Dissertations, Theses, and Capstone Projects

Date of Degree

5-2019

Document Type

Dissertation

Degree Name

Ph.D.

Program

Music

Advisor

Anne Stone

Committee Members

Debra Caplan

Allan Atlas

Michael Beckerman

Tina Frühauf

Subject Categories

American Popular Culture | Jewish Studies | Musicology | Yiddish Language and Literature

Keywords

Rumshinsky, theater, Yiddish, music

Abstract

“The Musical World of Joseph Rumshinsky’s Mamele” consists of a set of three cases studies that demonstrate the enormous need and potential for further Yiddish theater music scholarship. There exists little Yiddish theater scholarship that addresses music in any meaningful way: scholars like David Lifson, Nahma Sandrow, and Joel Berkowitz tend to view Yiddish theater’s rich musical traditions as a footnote in the larger history of Yiddish theater’s dramatic development. Yet Yiddish theater music developed independently from Yiddish drama, and therefore needs to be studied from a primarily musical perspective.
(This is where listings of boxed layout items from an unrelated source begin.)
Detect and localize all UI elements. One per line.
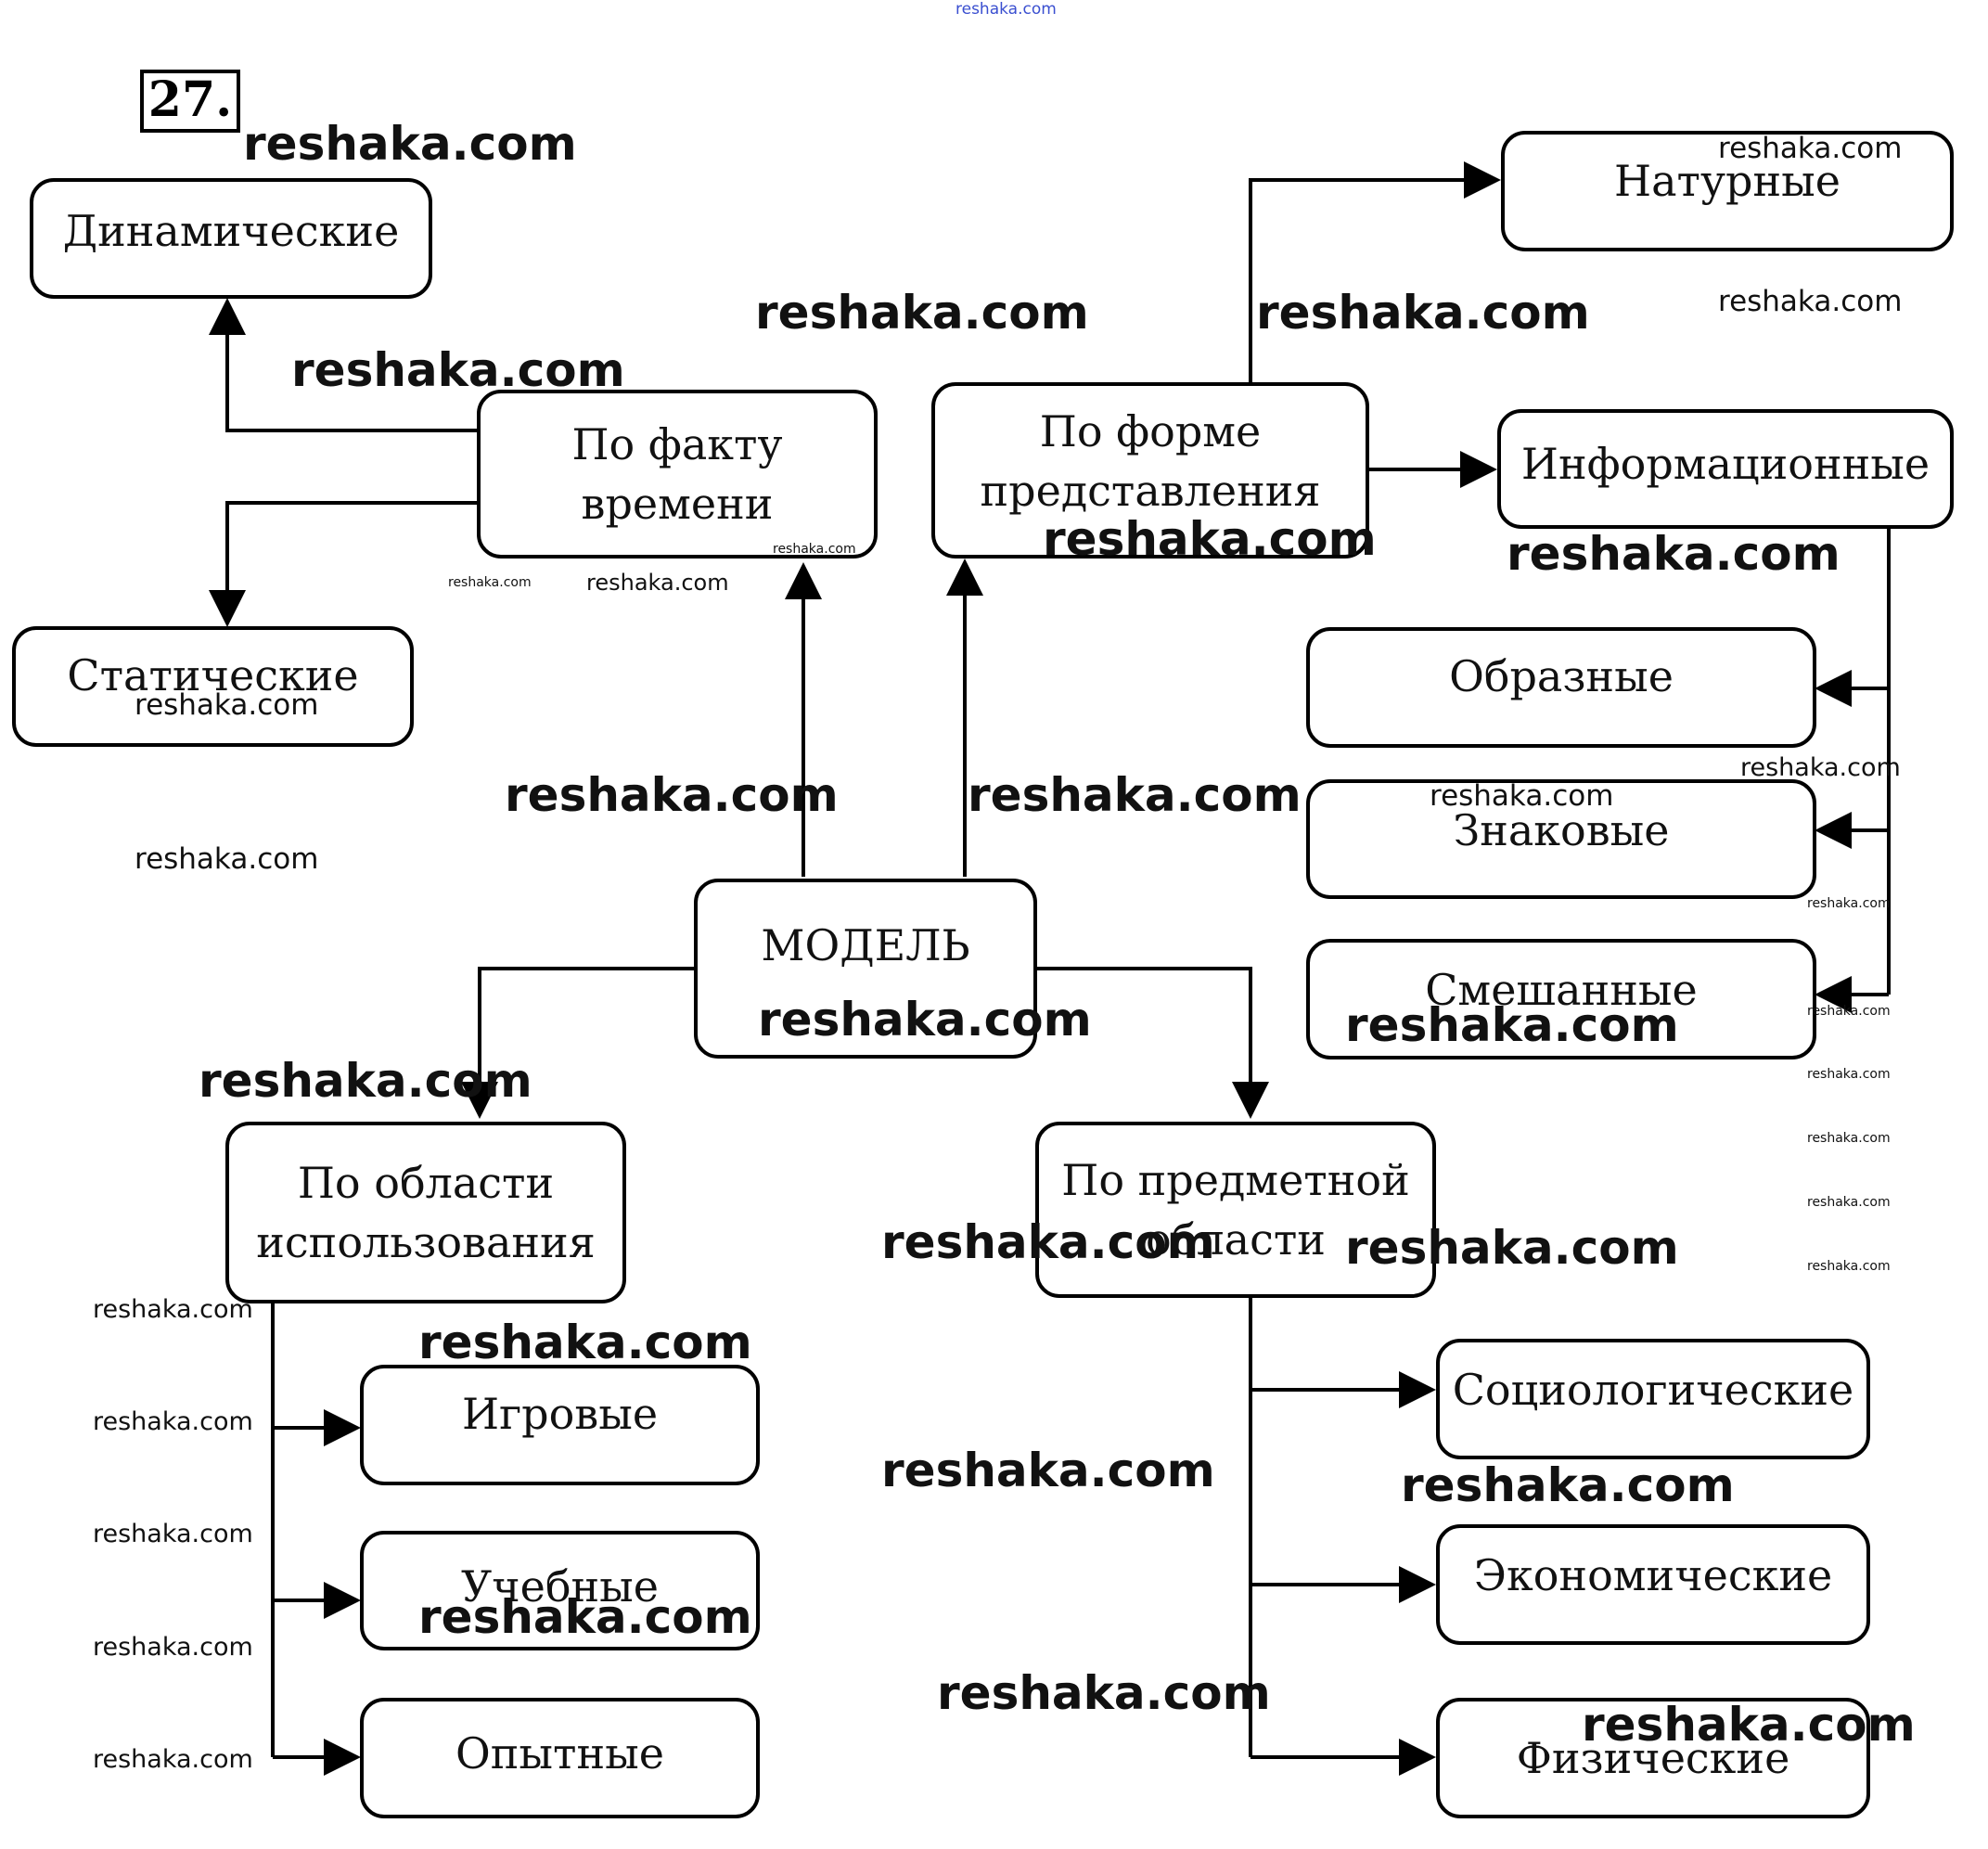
watermark: reshaka.com [1807,1259,1891,1274]
watermark: reshaka.com [1807,1131,1891,1146]
edge-time-to-static [209,501,481,627]
node-by-usage: По области использования [225,1122,626,1303]
watermark: reshaka.com [93,1520,253,1548]
watermark: reshaka.com [199,1054,532,1108]
node-by-form: По форме представления [931,382,1369,559]
node-sociological: Социологические [1436,1339,1870,1459]
watermark: reshaka.com [1430,779,1614,813]
watermark: reshaka.com [1401,1458,1735,1512]
edge-model-to-usage [461,967,694,1119]
node-mixed: Смешанные [1306,939,1816,1059]
node-by-subject: По предметной области [1035,1122,1436,1298]
watermark: reshaka.com [1345,1221,1679,1275]
watermark: reshaka.com [448,575,532,590]
edge-time-to-dynamic [209,298,481,432]
watermark: reshaka.com [243,117,577,171]
node-static: Статические [12,626,414,747]
watermark: reshaka.com [1256,286,1590,340]
node-dynamic: Динамические [30,178,432,299]
watermark: reshaka.com [291,343,625,397]
watermark: reshaka.com [93,1295,253,1324]
watermark: reshaka.com [505,768,839,822]
node-experimental: Опытные [360,1698,760,1818]
node-information: Информационные [1497,409,1954,529]
node-by-time: По факту времени [477,390,878,559]
node-economic: Экономические [1436,1524,1870,1645]
watermark: reshaka.com [773,542,856,557]
problem-number: 27. [140,70,240,133]
node-physical: Физические [1436,1698,1870,1818]
watermark: reshaka.com [956,0,1057,19]
node-game: Игровые [360,1365,760,1485]
watermark: reshaka.com [418,1316,752,1369]
watermark: reshaka.com [1718,285,1903,318]
watermark: reshaka.com [1582,1698,1916,1752]
watermark: reshaka.com [93,1633,253,1662]
watermark: reshaka.com [1807,896,1891,911]
watermark: reshaka.com [881,1444,1215,1497]
watermark: reshaka.com [1740,753,1901,782]
node-natural: Натурные [1501,131,1954,251]
watermark: reshaka.com [1807,1067,1891,1082]
watermark: reshaka.com [968,768,1302,822]
watermark: reshaka.com [881,1215,1215,1269]
watermark: reshaka.com [135,842,319,876]
watermark: reshaka.com [93,1745,253,1774]
watermark: reshaka.com [1507,527,1841,581]
watermark: reshaka.com [418,1590,752,1644]
watermark: reshaka.com [586,570,729,596]
node-educational: Учебные [360,1531,760,1650]
watermark: reshaka.com [1718,132,1903,165]
watermark: reshaka.com [937,1666,1271,1720]
watermark: reshaka.com [755,286,1089,340]
node-figurative: Образные [1306,627,1816,748]
watermark: reshaka.com [1345,998,1679,1052]
watermark: reshaka.com [135,688,319,722]
watermark: reshaka.com [93,1407,253,1436]
node-model: МОДЕЛЬ [694,879,1037,1059]
node-sign: Знаковые [1306,779,1816,899]
edge-form-to-natural [1249,161,1501,382]
watermark: reshaka.com [1807,1004,1891,1019]
watermark: reshaka.com [1807,1195,1891,1210]
watermark: reshaka.com [1043,512,1377,566]
edge-model-to-subject [1037,967,1269,1119]
watermark: reshaka.com [758,993,1092,1046]
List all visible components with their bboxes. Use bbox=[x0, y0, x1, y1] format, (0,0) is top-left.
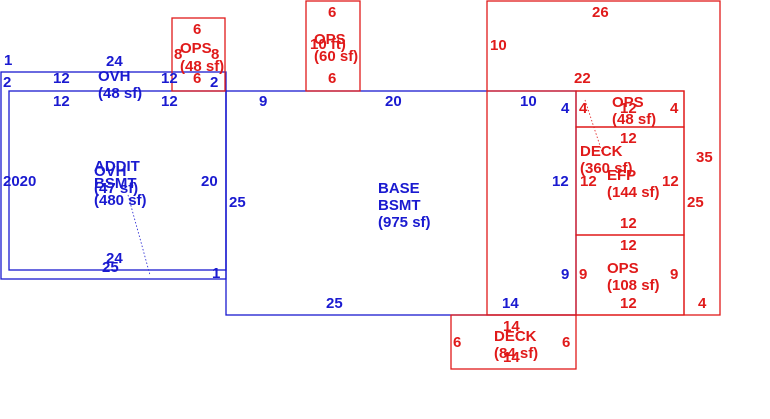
dim-label: 24 bbox=[106, 250, 123, 267]
dim-label: 2020 bbox=[3, 173, 36, 190]
dim-label: 12 bbox=[662, 173, 679, 190]
deck-bottom-name: DECK bbox=[494, 328, 537, 345]
deck-right-area: (360 sf) bbox=[580, 160, 633, 177]
dim-label: 12 bbox=[161, 70, 178, 87]
dim-label: 12 bbox=[53, 70, 70, 87]
efp-name: EFP bbox=[607, 167, 636, 184]
dim-label: 9 bbox=[670, 266, 678, 283]
dim-label: 25 bbox=[326, 295, 343, 312]
dim-label: 2 bbox=[210, 74, 218, 91]
base-name1: BASE bbox=[378, 180, 420, 197]
dim-label: 12 bbox=[161, 93, 178, 110]
dim-label: 14 bbox=[502, 295, 519, 312]
addit-name2: BSMT bbox=[94, 175, 137, 192]
dim-label: 12 bbox=[620, 130, 637, 147]
ovh-area: (48 sf) bbox=[98, 85, 142, 102]
dim-label: 9 bbox=[561, 266, 569, 283]
ops-108-area: (108 sf) bbox=[607, 277, 660, 294]
dim-label: 20 bbox=[385, 93, 402, 110]
dim-label: 25 bbox=[229, 194, 246, 211]
addit-area: (480 sf) bbox=[94, 192, 147, 209]
ops-48-outline bbox=[171, 17, 226, 92]
dim-label: 22 bbox=[574, 70, 591, 87]
deck-bottom-area: (84 sf) bbox=[494, 345, 538, 362]
dim-label: 20 bbox=[201, 173, 218, 190]
dim-label: 4 bbox=[561, 100, 570, 117]
dim-label: 6 bbox=[562, 334, 570, 351]
ovh-overlap-name: OVH bbox=[94, 163, 127, 180]
dim-label: 12 bbox=[620, 295, 637, 312]
dim-label: 14 bbox=[503, 349, 520, 366]
dim-label: 10 bbox=[520, 93, 537, 110]
deck-right-name: DECK bbox=[580, 143, 623, 160]
dim-label: 9 bbox=[579, 266, 587, 283]
dim-label: 1 bbox=[4, 52, 12, 69]
dim-label: 12 bbox=[552, 173, 569, 190]
dim-label: 12 bbox=[620, 215, 637, 232]
dim-label: 8 bbox=[211, 46, 219, 63]
ops-60-outline bbox=[305, 0, 361, 92]
ops-108-outline bbox=[575, 234, 685, 316]
base-name2: BSMT bbox=[378, 197, 421, 214]
leader-line-red bbox=[584, 99, 603, 153]
dim-label: 9 bbox=[259, 93, 267, 110]
dim-label: 25 bbox=[102, 259, 119, 276]
dim-label: 12 bbox=[53, 93, 70, 110]
addit-name1: ADDIT bbox=[94, 158, 140, 175]
ops-60-area: (60 sf) bbox=[314, 48, 358, 65]
dim-label: 2 bbox=[3, 74, 11, 91]
dim-label: 6 bbox=[328, 4, 336, 21]
ops-108-name: OPS bbox=[607, 260, 639, 277]
dim-label: 6 bbox=[193, 70, 201, 87]
deck-84-outline bbox=[450, 314, 577, 370]
dim-label: 4 bbox=[579, 100, 588, 117]
dim-label: 14 bbox=[503, 318, 520, 335]
dim-label: 4 bbox=[670, 100, 679, 117]
dim-label: 12 bbox=[620, 237, 637, 254]
dim-label: 6 bbox=[193, 21, 201, 38]
base-area: (975 sf) bbox=[378, 214, 431, 231]
dim-label: 6 bbox=[453, 334, 461, 351]
ops-60-overlap: 10 ft) bbox=[310, 36, 346, 53]
dim-label: 26 bbox=[592, 4, 609, 21]
ovh-name: OVH bbox=[98, 68, 131, 85]
dim-label: 4 bbox=[698, 295, 707, 312]
ovh-overlap-area: (47 sf) bbox=[94, 180, 138, 197]
efp-area: (144 sf) bbox=[607, 184, 660, 201]
dim-label: 24 bbox=[106, 53, 123, 70]
dim-label: 12 bbox=[620, 100, 637, 117]
dim-label: 6 bbox=[328, 70, 336, 87]
dim-label: 1 bbox=[212, 265, 220, 282]
dim-label: 35 bbox=[696, 149, 713, 166]
dim-label: 25 bbox=[687, 194, 704, 211]
ops-right-area: (48 sf) bbox=[612, 111, 656, 128]
dim-label: 10 bbox=[490, 37, 507, 54]
ops-small-name: OPS bbox=[180, 40, 212, 57]
ops-60-name: OPS bbox=[314, 31, 346, 48]
dim-label: 12 bbox=[580, 173, 597, 190]
dim-label: 8 bbox=[174, 46, 182, 63]
ops-right-name: OPS bbox=[612, 94, 644, 111]
ops-small-area: (48 sf) bbox=[180, 58, 224, 75]
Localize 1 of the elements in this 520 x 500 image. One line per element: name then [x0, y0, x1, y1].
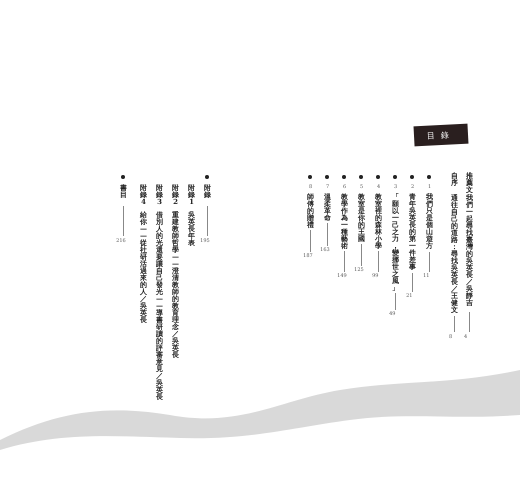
heading-tab: 目錄 [414, 124, 468, 146]
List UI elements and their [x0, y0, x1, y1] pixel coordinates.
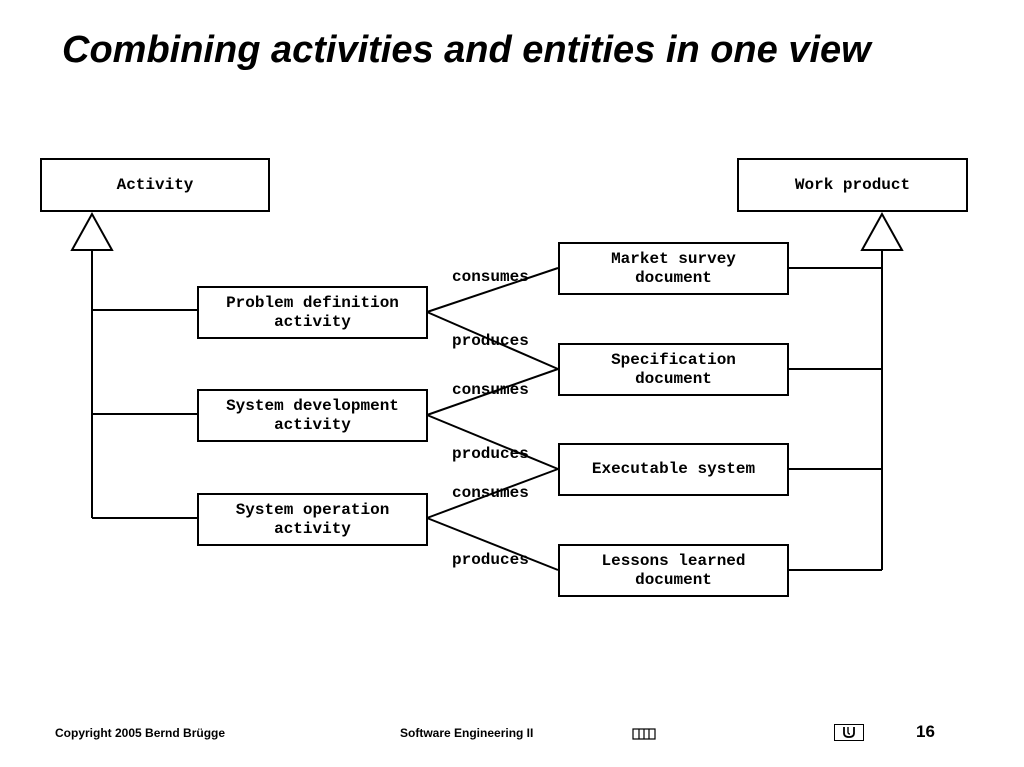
- assoc-problem-market: [426, 267, 559, 313]
- footer-copyright: Copyright 2005 Bernd Brügge: [55, 726, 226, 740]
- executable-system-box: Executable system: [558, 443, 789, 496]
- label-produces-3: produces: [452, 551, 529, 569]
- assoc-development-spec: [426, 368, 559, 416]
- lessons-learned-document-box: Lessons learned document: [558, 544, 789, 597]
- label-consumes-1: consumes: [452, 268, 529, 286]
- work-product-box: Work product: [737, 158, 968, 212]
- system-operation-activity-box: System operation activity: [197, 493, 428, 546]
- box-glyph-icon: [632, 727, 656, 745]
- label-produces-2: produces: [452, 445, 529, 463]
- assoc-operation-lessons: [426, 517, 559, 571]
- assoc-problem-spec: [426, 311, 559, 370]
- assoc-development-exec: [426, 414, 559, 470]
- u-logo-icon: [834, 724, 864, 741]
- market-survey-document-box: Market survey document: [558, 242, 789, 295]
- label-produces-1: produces: [452, 332, 529, 350]
- assoc-operation-exec: [426, 468, 559, 519]
- activity-box: Activity: [40, 158, 270, 212]
- problem-definition-activity-box: Problem definition activity: [197, 286, 428, 339]
- slide-title: Combining activities and entities in one…: [62, 29, 871, 71]
- workproduct-inheritance-triangle: [860, 211, 904, 251]
- specification-document-box: Specification document: [558, 343, 789, 396]
- footer-course: Software Engineering II: [400, 726, 534, 740]
- label-consumes-2: consumes: [452, 381, 529, 399]
- system-development-activity-box: System development activity: [197, 389, 428, 442]
- label-consumes-3: consumes: [452, 484, 529, 502]
- page-number: 16: [916, 722, 935, 741]
- activity-inheritance-triangle: [70, 211, 114, 251]
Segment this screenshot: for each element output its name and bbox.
I connect scholarship across the fields of Jewish studies and musicology in order to add depth and nuance to the existing, limited scholarship on Yiddish theater music. Drawing on primary source materials, including play scripts, music manuscripts, and commercially published Yiddish broadsides, I begin to contextualize Yiddish theater’s rich musical legacy on the Yiddish stage and silver screen. As a form of immigrant entertainment for Yiddish-speaking immigrants in New York, Yiddish theater shows integrated many diverse musical influences from the Old World and the New and served as a model for Yiddish-speaking immigrant audiences to renegotiate their identities to become modern Americans. Furthermore, Yiddish theater’s immediate spatial and temporal proximity to Tin Pan Alley, early Broadway, and other immigrant theaters in New York hints at the possibility of multiple musical and textual cross-influences. As such, popular theater and its music played an important, though largely unexplored, role in the process of Americanization. Studying Yiddish theater music, therefore, not only restores an important component that has long been missing from the history of Yiddish theater, it also connects this history to the larger world of New York’s music scene in the early decades of the twentieth century.